After the capital moved to Washington, Congress Hall returned to its original function as the Philadelphia County Courthouse and served as the location of both state and federal courts during the early 19th century. Also designed by Samuel Lewis, the Burlington County Courthouse in Mount Holly Township, New Jersey was built in 1796 and modeled after Congress Hall.

== Restoration and present status ==
After its use as a courthouse in the early 19th century, Congress Hall, like other buildings in the area, had fallen into disrepair. In 1870, the Pennsylvania General Assembly ordered the demolition of all the buildings surrounding Independence Hall. The law was never enforced, however, and was officially repealed in 1895. Under the leadership of a civic organization known as The Colonial Dames of America, the architect George Champlin Mason Jr. began restoring Congress Hall in 1895-96, though this work was mostly limited to the Senate chamber. In 1900, the Philadelphia chapter of the American Institute of Architects (AIA) began a study of Congress Hall and initiated a funding drive for the building's complete restoration. After funds were secured, the City of Philadelphia approved the restoration project in 1912 under the supervision of the AIA. Work on Congress Hall was completed the following year when President Woodrow Wilson rededicated the building. Additional work to refurbish the House chamber was completed in 1934. In 1942, over 50 civic and patriotic groups met at the American Philosophical Society and joined to create the Independence Hall Association.

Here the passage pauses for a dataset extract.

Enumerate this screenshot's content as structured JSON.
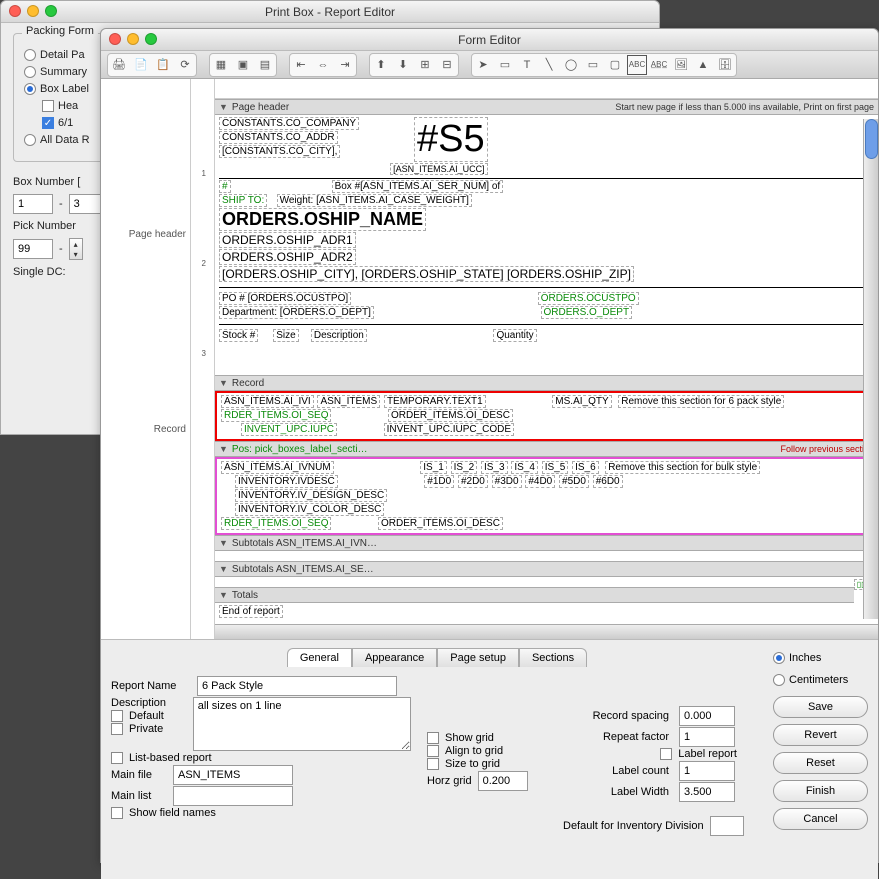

The association lobbied for the creation of Independence National Historical Park, which was initially approved by Congress in 1948 and formally established on July 4, 1956.

Congress Hall is now maintained by the National Park Service, which operates guided tours of the building throughout the year on a first-come, first-served basis.

On December 2, 2008, the building hosted President-elect Barack Obama's meeting with the National Governors Association where they discussed the 2008 financial crisis.